ABSTRACT

In the first volume of The History of Sexuality, the French philosopher Michel Foucault observed that ‘power is everywhere’ (1981, p. 93), not because it has a hold on everything, but because it is produced at every moment and at every point. While Foucault’s writing on power represented a distinct shift in the way power was understood and theorised within the social sciences, his observation about the pervasiveness of power in social relations and practices has long been shared, even among those who do not follow his theoretical stance. In the field of rural studies, this is evident in the way power has endured as a dominant theme on the research agenda. In tracking transformative, and sometimes more subtle, changes in rural society and the concomitant effects of those changes on rural power relations, and by engaging with theoretical advancements in the study of power more broadly, our understanding of how power is exercised in and upon rural areas has evolved over time.
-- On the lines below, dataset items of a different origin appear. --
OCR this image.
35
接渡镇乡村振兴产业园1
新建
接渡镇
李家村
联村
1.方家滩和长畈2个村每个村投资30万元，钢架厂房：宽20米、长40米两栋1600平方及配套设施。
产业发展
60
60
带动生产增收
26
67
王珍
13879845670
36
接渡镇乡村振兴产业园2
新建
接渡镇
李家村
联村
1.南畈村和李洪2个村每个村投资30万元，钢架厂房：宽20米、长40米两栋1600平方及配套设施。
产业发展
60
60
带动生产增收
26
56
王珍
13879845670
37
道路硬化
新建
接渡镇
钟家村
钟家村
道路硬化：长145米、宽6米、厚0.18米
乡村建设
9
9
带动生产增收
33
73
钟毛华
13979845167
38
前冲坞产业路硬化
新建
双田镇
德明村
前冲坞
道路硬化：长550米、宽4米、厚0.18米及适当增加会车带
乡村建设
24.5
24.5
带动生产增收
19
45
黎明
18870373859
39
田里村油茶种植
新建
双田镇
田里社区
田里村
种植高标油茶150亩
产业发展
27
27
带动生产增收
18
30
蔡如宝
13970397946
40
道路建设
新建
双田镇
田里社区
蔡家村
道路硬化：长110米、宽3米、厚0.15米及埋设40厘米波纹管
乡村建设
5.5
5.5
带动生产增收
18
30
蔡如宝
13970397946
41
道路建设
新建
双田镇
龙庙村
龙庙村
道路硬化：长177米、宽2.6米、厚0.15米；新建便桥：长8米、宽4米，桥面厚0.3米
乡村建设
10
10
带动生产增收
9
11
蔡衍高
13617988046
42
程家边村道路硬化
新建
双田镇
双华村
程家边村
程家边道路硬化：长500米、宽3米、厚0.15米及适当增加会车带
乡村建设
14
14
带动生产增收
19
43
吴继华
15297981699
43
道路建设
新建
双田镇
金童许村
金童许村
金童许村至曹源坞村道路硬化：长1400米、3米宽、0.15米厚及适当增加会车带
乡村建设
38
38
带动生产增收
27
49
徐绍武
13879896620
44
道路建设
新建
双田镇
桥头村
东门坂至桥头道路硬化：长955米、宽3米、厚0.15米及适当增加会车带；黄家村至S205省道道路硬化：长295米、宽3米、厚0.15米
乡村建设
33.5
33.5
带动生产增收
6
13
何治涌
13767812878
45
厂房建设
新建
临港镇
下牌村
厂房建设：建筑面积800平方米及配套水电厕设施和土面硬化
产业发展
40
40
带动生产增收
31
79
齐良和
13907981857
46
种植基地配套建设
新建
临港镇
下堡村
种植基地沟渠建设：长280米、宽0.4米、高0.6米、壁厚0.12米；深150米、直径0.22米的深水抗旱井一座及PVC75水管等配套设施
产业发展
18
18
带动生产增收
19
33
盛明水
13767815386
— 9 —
From stories of an egalitarian and distinctly rural way of life to processes of counter-urbanisation and contestations over the very meaning of rurality; from the role of local government as the locus of power in rural areas to the emergence of new forms of governance that reshape the state in both vertical and horizontal directions; from farmers as local political elites to their subsumption into a globalised and industrialised agro-food network; and from rural areas as spaces of decline and marginalisation to a reassertion of rural power through new social movements and politics, rural studies scholars have revealed the way power is bound up in each of these processes to serve the interests of some, but not others, and to generate marginalisation, inequality, conflict, resistance and change.